Getting familiar with the vertical realm while climbing with crampons and ice axes is more experience for you to draw on as you move along The Road to Everest. Days like this can serve as a way to have fun with training while keeping skills fresh in between big mountain expeditions. After all, we’re doing this because we love being in the mountains both big and small. 

Practicing rock craft is another great way to keep skills fresh between expeditions during the summer months. You’ll begin to get familiar with rope systems and transitioning at belays. While belaying and anchor building aren’t essential skills for Everest, having that knowledge will give you a comfort level with jumars (aka: ascenders) for the moment when you’re climbing fixed lines on high altitude peaks across the world.  You might also want to toss in a specific day for fixed line practice so it’s not your first time sliding an ascender along a rope when you arrive in the Himalaya. 

Another beneficial skills course to consider during the fourth stage is the Avalanche Level 1 course.

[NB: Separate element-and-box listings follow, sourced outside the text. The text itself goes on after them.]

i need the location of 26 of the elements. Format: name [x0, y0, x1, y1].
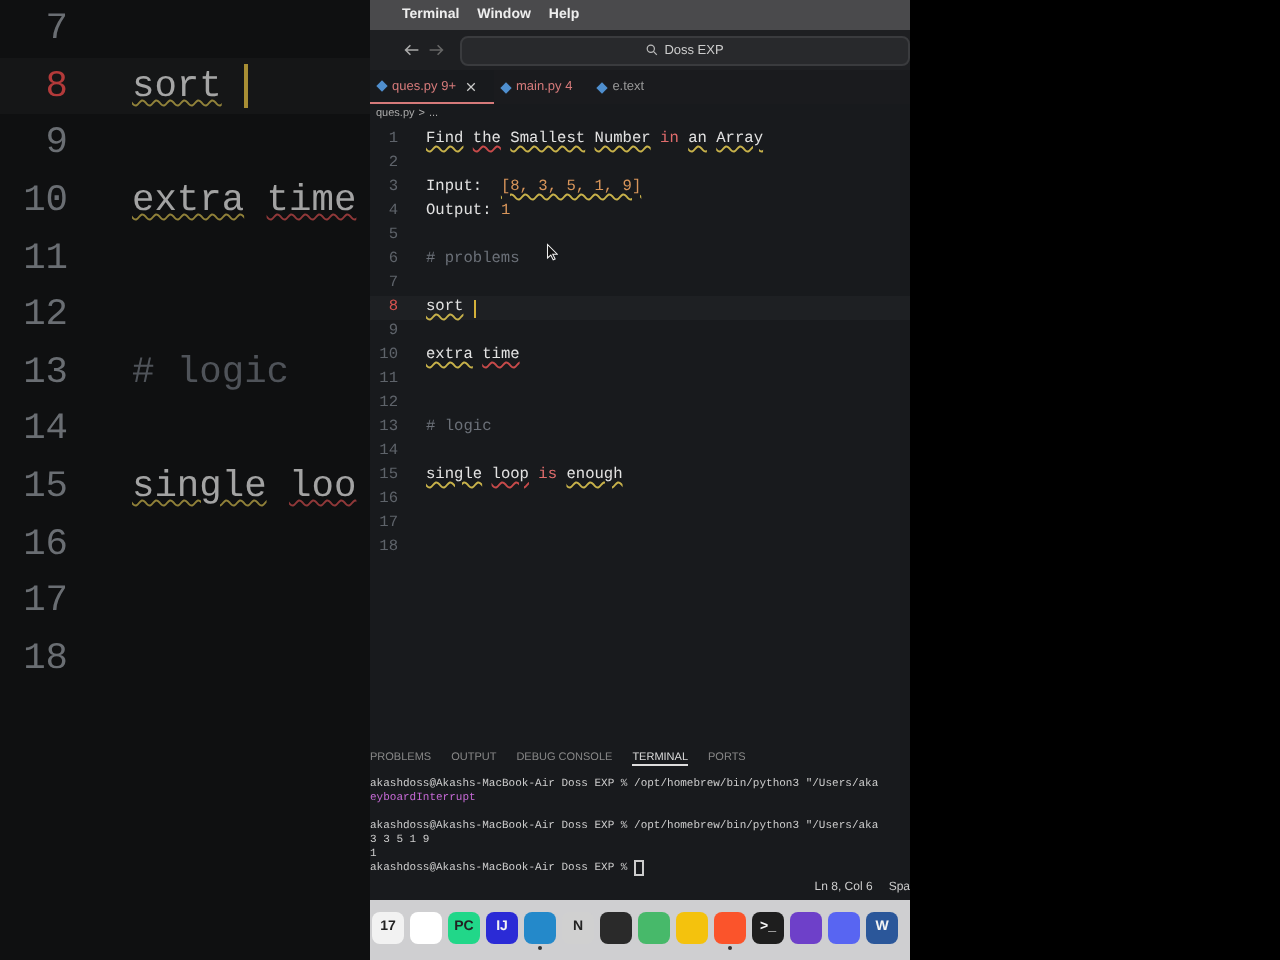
app-icon[interactable] [790, 911, 822, 943]
line-number: 12 [21, 292, 68, 337]
forward-arrow-icon[interactable] [428, 42, 444, 58]
close-icon[interactable] [466, 81, 476, 91]
code-line: # logic [132, 349, 290, 394]
line-number: 13 [21, 349, 68, 394]
line-number: 10 [21, 178, 68, 223]
line-number: 18 [21, 635, 68, 680]
text-cursor [473, 299, 476, 317]
line-number: 14 [21, 406, 68, 451]
search-icon [646, 44, 659, 56]
code-line: single loo [132, 464, 357, 509]
line-number: 7 [43, 6, 68, 51]
line-number: 15 [21, 464, 68, 509]
line-number: 16 [21, 521, 68, 566]
code-line: sort [132, 63, 222, 108]
code-line: extra time [132, 178, 357, 223]
back-arrow-icon[interactable] [404, 42, 420, 58]
mouse-pointer-icon [546, 242, 558, 262]
line-number: 17 [21, 578, 68, 623]
line-number: 8 [43, 63, 68, 108]
app-icon[interactable] [600, 911, 632, 943]
line-number: 9 [43, 120, 68, 165]
line-number: 11 [21, 235, 68, 280]
text-cursor [243, 63, 248, 108]
terminal-cursor [633, 859, 644, 875]
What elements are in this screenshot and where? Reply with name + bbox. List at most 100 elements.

This 3-day course helps to familiarize you with avalanche terrain, avalanche rescue techniques, and terrain analysis. This course can also be completed in stage 1, but if you haven’t crossed this one off the list, now is a good time to do so. Moving forward, you’ll now have a strong potential to incur avalanche conditions if a storm sweeps over the mountain, and being able to make strategic decisions about avalanche conditions is a necessary step along the way.

We recommend spending at least 3 days on any or all of the following outings: Lake Tahoe rock climbing, High Sierra rock climbing, Tahoe ice climbing, High Sierra ice climbing or equivalent. You can find comparable courses and options across the United States and Europe.